Hal ini disebabkan tahun di Titan lebih panjang dan fakta bahwa hujan hanya terjadi di Titan saat musim panas.Meskipun demikian, para ilmuwan percaya bahwa peleburanlah yang menjadi penyebab utama evolusi lanskap di Titan dan bisa menjadi asal muasal pembentukan danau tersebut.
Selain itu, para ilmuwan menghitung berapa lama waktu yang dibutuhkan untuk membentuk lubang danau di dataran rendah, di mana curah hujan berkurang. Skala waktu yang dibutuhkan lebih banyak lagi, yaitu sekitar 375 juta tahun. Hal ini sesuai jika dilihat dari tidak adanya lubang yang terdapat di dataran rendah.
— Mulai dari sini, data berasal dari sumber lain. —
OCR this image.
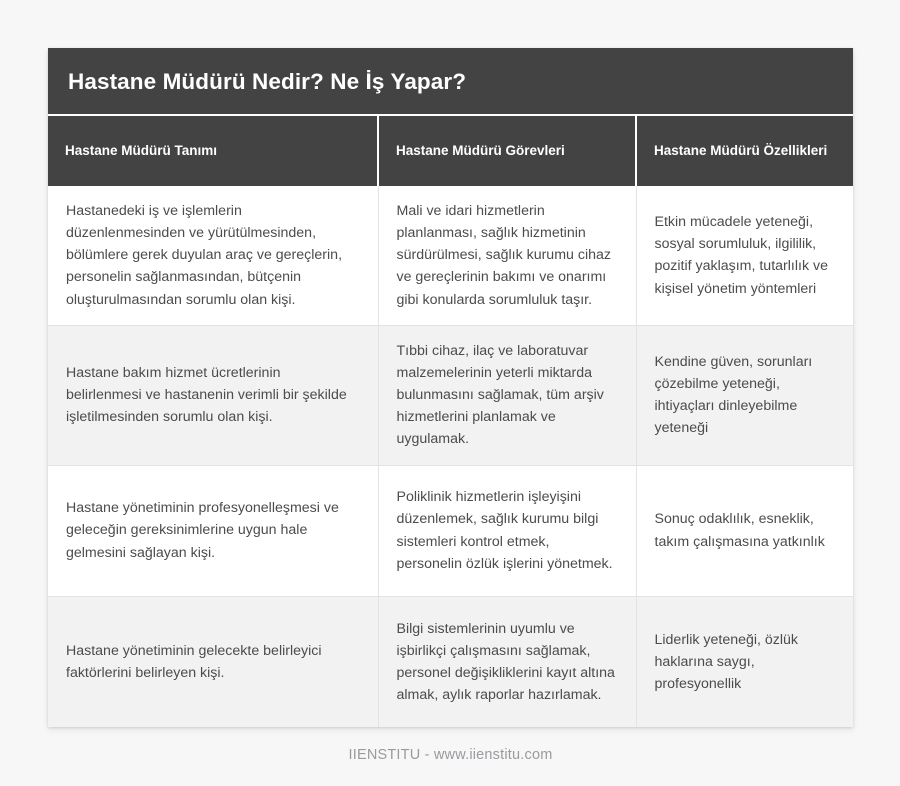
Hastane Müdürü Nedir? Ne İş Yapar?
Hastane Müdürü Tanımı	Hastane Müdürü Görevleri	Hastane Müdürü Özellikleri
Hastanedeki iş ve işlemlerin düzenlenmesinden ve yürütülmesinden, bölümlere gerek duyulan araç ve gereçlerin, personelin sağlanmasından, bütçenin oluşturulmasından sorumlu olan kişi.	Mali ve idari hizmetlerin planlanması, sağlık hizmetinin sürdürülmesi, sağlık kurumu cihaz ve gereçlerinin bakımı ve onarımı gibi konularda sorumluluk taşır.	Etkin mücadele yeteneği, sosyal sorumluluk, ilgililik, pozitif yaklaşım, tutarlılık ve kişisel yönetim yöntemleri
Hastane bakım hizmet ücretlerinin belirlenmesi ve hastanenin verimli bir şekilde işletilmesinden sorumlu olan kişi.	Tıbbi cihaz, ilaç ve laboratuvar malzemelerinin yeterli miktarda bulunmasını sağlamak, tüm arşiv hizmetlerini planlamak ve uygulamak.	Kendine güven, sorunları çözebilme yeteneği, ihtiyaçları dinleyebilme yeteneği
Hastane yönetiminin profesyonelleşmesi ve geleceğin gereksinimlerine uygun hale gelmesini sağlayan kişi.	Poliklinik hizmetlerin işleyişini düzenlemek, sağlık kurumu bilgi sistemleri kontrol etmek, personelin özlük işlerini yönetmek.	Sonuç odaklılık, esneklik, takım çalışmasına yatkınlık
Hastane yönetiminin gelecekte belirleyici faktörlerini belirleyen kişi.	Bilgi sistemlerinin uyumlu ve işbirlikçi çalışmasını sağlamak, personel değişikliklerini kayıt altına almak, aylık raporlar hazırlamak.	Liderlik yeteneği, özlük haklarına saygı, profesyonellik
IIENSTITU - www.iienstitu.com
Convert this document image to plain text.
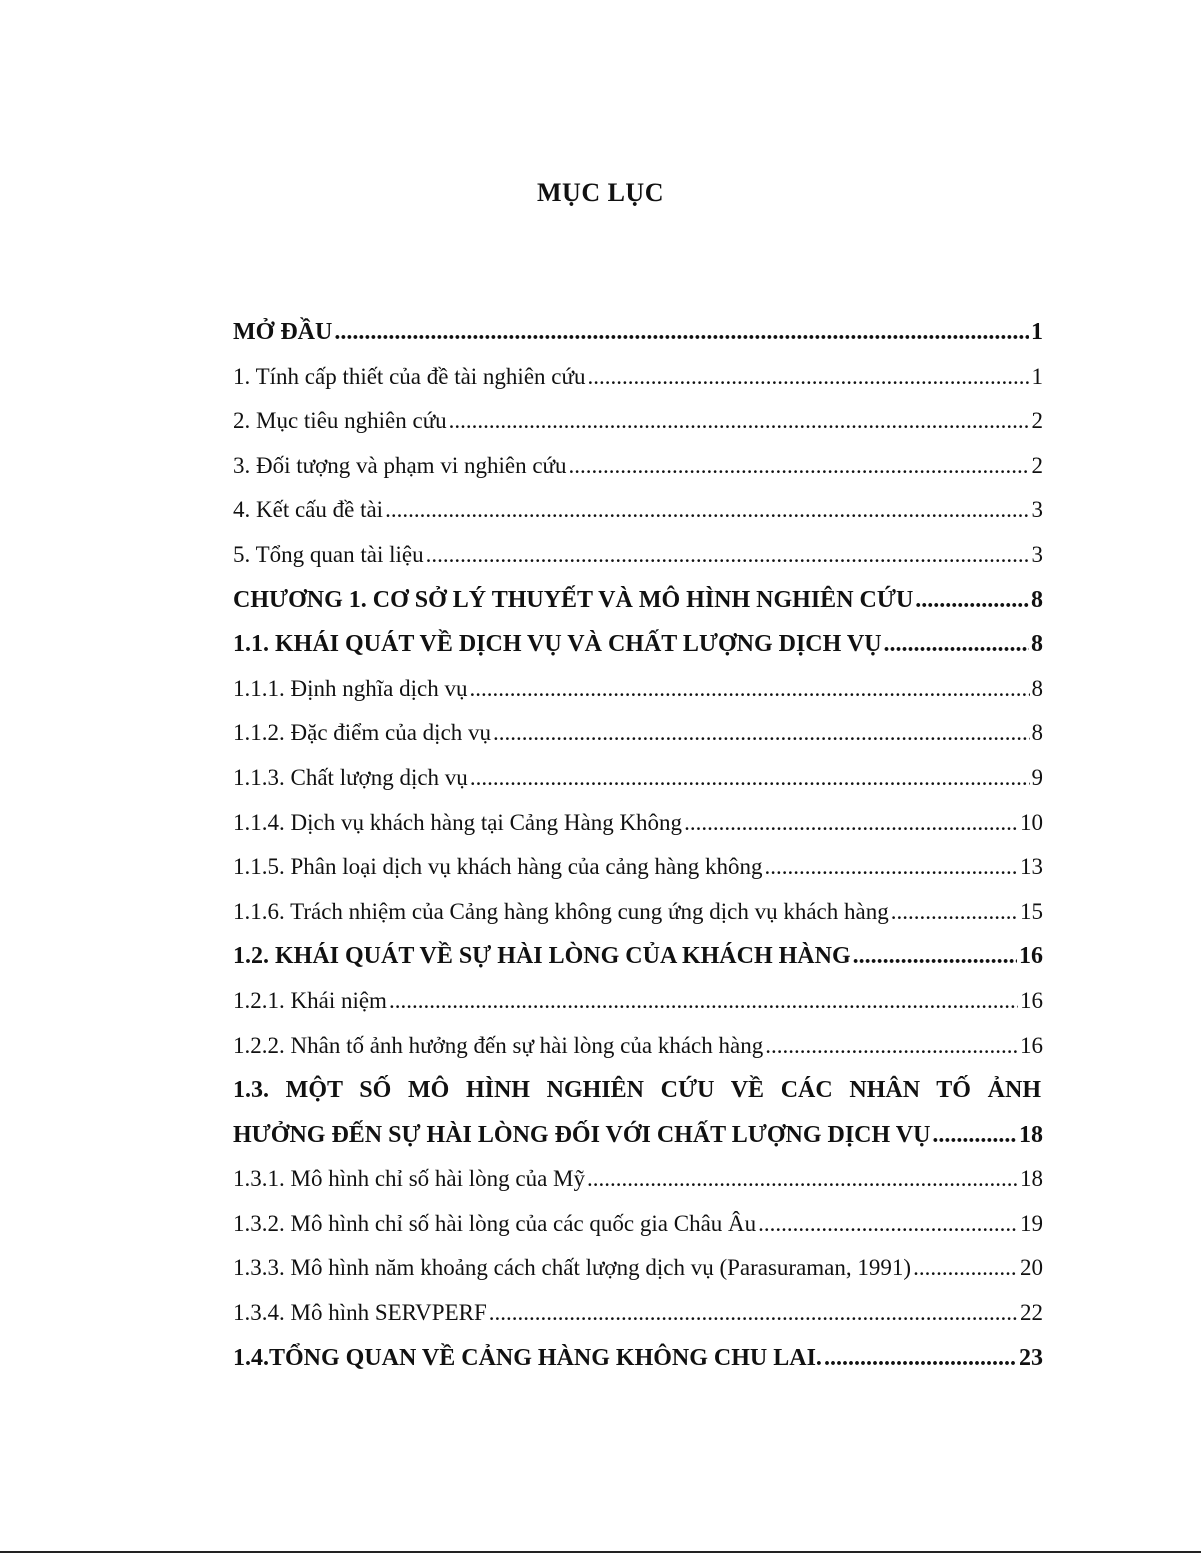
MỤC LỤC
MỞ ĐẦU .....	1
1. Tính cấp thiết của đề tài nghiên cứu .....	1
2. Mục tiêu nghiên cứu .....	2
3. Đối tượng và phạm vi nghiên cứu .....	2
4. Kết cấu đề tài .....	3
5. Tổng quan tài liệu .....	3
CHƯƠNG 1. CƠ SỞ LÝ THUYẾT VÀ MÔ HÌNH NGHIÊN CỨU .....	8
1.1. KHÁI QUÁT VỀ DỊCH VỤ VÀ CHẤT LƯỢNG DỊCH VỤ .....	8
1.1.1. Định nghĩa dịch vụ .....	8
1.1.2. Đặc điểm của dịch vụ .....	8
1.1.3. Chất lượng dịch vụ .....	9
1.1.4. Dịch vụ khách hàng tại Cảng Hàng Không .....	10
1.1.5. Phân loại dịch vụ khách hàng của cảng hàng không .....	13
1.1.6. Trách nhiệm của Cảng hàng không cung ứng dịch vụ khách hàng .....	15
1.2. KHÁI QUÁT VỀ SỰ HÀI LÒNG CỦA KHÁCH HÀNG .....	16
1.2.1. Khái niệm .....	16
1.2.2. Nhân tố ảnh hưởng đến sự hài lòng của khách hàng .....	16
1.3. MỘT SỐ MÔ HÌNH NGHIÊN CỨU VỀ CÁC NHÂN TỐ ẢNH
HƯỞNG ĐẾN SỰ HÀI LÒNG ĐỐI VỚI CHẤT LƯỢNG DỊCH VỤ .....	18
1.3.1. Mô hình chỉ số hài lòng của Mỹ .....	18
1.3.2. Mô hình chỉ số hài lòng của các quốc gia Châu Âu .....	19
1.3.3. Mô hình năm khoảng cách chất lượng dịch vụ (Parasuraman, 1991) .....	20
1.3.4. Mô hình SERVPERF .....	22
1.4.TỔNG QUAN VỀ CẢNG HÀNG KHÔNG CHU LAI. .....	23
"Tentu saja, ada beberapa ketidakpastian: Komposisi permukaan Titan sangat beragam dan tidak ada pola curah hujan jangka panjang, tetapi perhitungan kami masih sesuai dengan ciri yang kita lihat hari ini pada permukaan Titan yang relatif terlihat lebih muda miliaran tahun, "kata Cornet.
"Dengan membandingkan fitur permukaan Titan dengan contoh-contoh di Bumi dan menerapkan perhitungan sederhana, kami telah menemukan proses pembentukan lahan serupa yang bisa terjadi di bawah iklim dan kimia yang sangat berbeda," kata Nicolas Altobelli, ilmuwan proyek Cassini dari ESA.
"Ini adalah studi banding besar antara planet rumah kita dan dunia yang dinamis berjarak lebih dari satu miliar kilometer di luar tata surya," pungkasnya.